Doni menyantapnya penuh penghayatan, dia mengunyah dengan mata terpejam, tertarik senyuman lebar ketika komponen rasa dalam daging meluber di dalam mulut.
Begitu juga dengan yang lain. Mereka menikmati hidangan itu dengan senyuman. Sungguh rasa yang tidak pernah mereka rasakan sebelumnya. Tidak bisa diungkapkan dengan kata-kata, hanya dengan ekspresi dari masing-masing wajah sudah bisa mendefinisikan bagaimana rasa hidangan itu.
Seolah terhipnotis, mereka tidak bisa berhenti untuk menjeda makanan masuk ke dalam mulutnya.
Fahira sampai menggoyangkan kepalanya dengan mata terpejam.
Sementara Ms. Naomi menyunggingkan senyum misterius, melihat siswa-siswi menikmati makanan itu dengan khidmat dan lahap. Ms. Naomi berpaling menatap Mr. Jarot dan Mr. Lucky yang juga menatapnya dengan senyuman yang sama.

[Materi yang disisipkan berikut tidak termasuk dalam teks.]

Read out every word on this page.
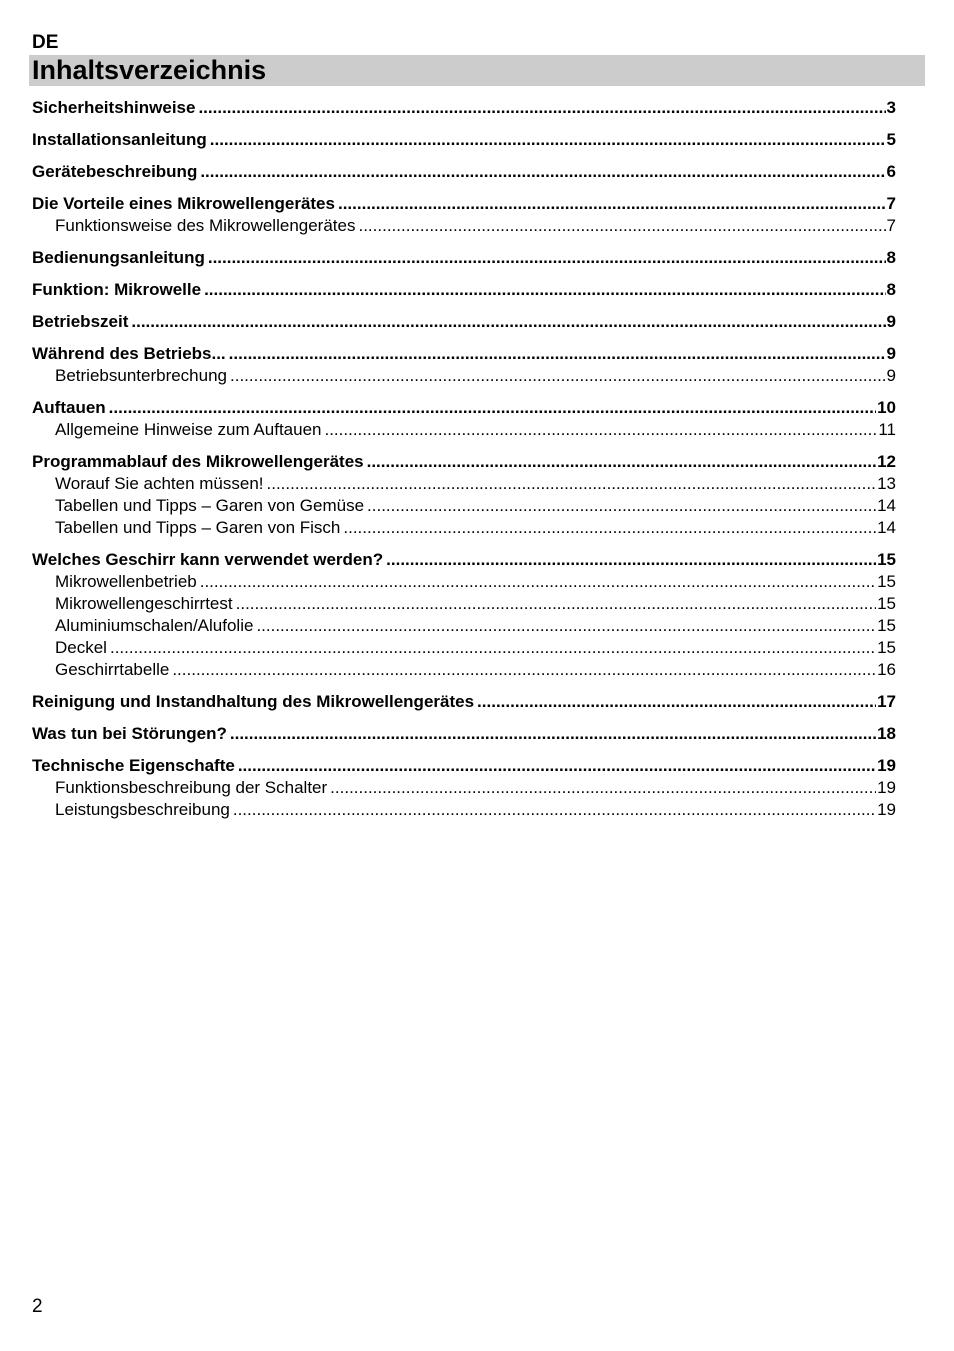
DE
Inhaltsverzeichnis
Sicherheitshinweise .....	3
Installationsanleitung .....	5
Gerätebeschreibung .....	6
Die Vorteile eines Mikrowellengerätes .....	7
Funktionsweise des Mikrowellengerätes .....	7
Bedienungsanleitung .....	8
Funktion: Mikrowelle .....	8
Betriebszeit .....	9
Während des Betriebs... .....	9
Betriebsunterbrechung .....	9
Auftauen .....	10
Allgemeine Hinweise zum Auftauen .....	11
Programmablauf des Mikrowellengerätes .....	12
Worauf Sie achten müssen! .....	13
Tabellen und Tipps – Garen von Gemüse .....	14
Tabellen und Tipps – Garen von Fisch .....	14
Welches Geschirr kann verwendet werden? .....	15
Mikrowellenbetrieb .....	15
Mikrowellengeschirrtest .....	15
Aluminiumschalen/Alufolie .....	15
Deckel .....	15
Geschirrtabelle .....	16
Reinigung und Instandhaltung des Mikrowellengerätes .....	17
Was tun bei Störungen? .....	18
Technische Eigenschafte .....	19
Funktionsbeschreibung der Schalter .....	19
Leistungsbeschreibung .....	19
2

Hingga saat Fahira memotong kembali daging steak itu. Terdapat sebuah kertas kecil berbahan PVC yang diselipkan di tengah-tengah daging. Dia mengernyit heran dan dengan terpaksa menghentikan suapan kenikmatan. Gadis itu menarik kertas dan tertera sebuah nama di sana...
Fahira.
Namun, dia tidak mengerti mengapa ada kertas itu di makanan selezat ini.
Tapi tunggu!
Seperti tidak asing. Fahira menatap langit-langit, mengingat sesuatu tentang kertas dan tulisan namanya ini. Sepertinya dia sering melihat, tapi ... di mana?
Hingga ingatannya kembali dan refleks Fahira melempar kertas beserta garpu dan pisau yang dia genggam. Kontan dirinya menjadi pusat perhatian. “I—ini ikan kita!”
Semua refleks terdiam membatu.
Vicko yang mangap dan hendak menyuap kini terjeda dan berpaling menatap hidangan di atas piringnya.
Evelyn melempar garpu dan pisaunya.
Alin dan Mikayla yang sedang mengunyah refleks berhenti dan memusatkan perhatian mereka pada daging yang sedang mereka potong.
Sementara yang lain mengecek hidangan masing-masing dan benar saja, mereka menemukan apa yang Fahira temukan.
Nama mereka masing-masing tertera di kertas itu.
Refleks Mikayla dan Alin memuntahkan daging yang semula sedang mereka kunyah.
Yugo mendadak mual.
Doni meneguk gelas air hingga habis tak tersisa.
Mereka saling menatap satu sama lain, dan dengan saksama berpaling menatap para petinggi Home School yang tersenyum menyeringai. Meminta penjelasan dengan apa yang mereka temukan.
“Ms. Naomi ... kenapa label nama ikan kita diletakkan di sini?” Ameta bertanya penasaran.
Ms. Naomi mengangkat alis. Menatap Ameta. “Karena steak hamburg yang kalian makan—” Ms. Naomi berpaling menatap mereka satu per satu. “—dibuat dari ikan peliharaan kalian.”
Mereka terbelalak. Kenikmatan yang semula tercipta seolah mendadak hilang dan digantikan dengan rasa mual yang menyerang tiba-tiba.
“Shit!” Vicko melempar garpu dan pisau yang dia genggam, menjauhkan piring hidangan itu. “Aku makan ikan Koi!”
Yugo menutup mulut. Dia bertambah mual namun sebisa mungkin dia tahan untuk tidak menyembur keluar.
“Ms. Naomi ... bukankah ini sudah sangat keterlaluan?!” Alin protes—emosinya tersulut. Dia pikir pihak Home School betul-betul memberi mereka hadiah sebagai bentuk pengabdian mereka di sana. Namun, justru mereka tidak menyangka akan disuguhkan kenyataan yang tidak pernah mereka duga.
Suasana yang semula menggembirakan, secepat kilat berubah menegangkan. Penuh dengan amarah dan tanda tanya besar yang membutuhkan jawaban.
“Mengapa kalian harus berbuat sejauh ini pada kami?” tanya Ameta dengan intonasi suara meninggi.
“Karena ini hukuman untuk kalian semua!” bentak Ms. Naomi dengan tatapan tajam.
“Hukuman?” Segaris kernyitan tipis terbentuk di kening Vicky ketika mendengar perkataan Ms. Naomi. “Mengapa kami dihukum? Kami melakukan kesalahan apa?”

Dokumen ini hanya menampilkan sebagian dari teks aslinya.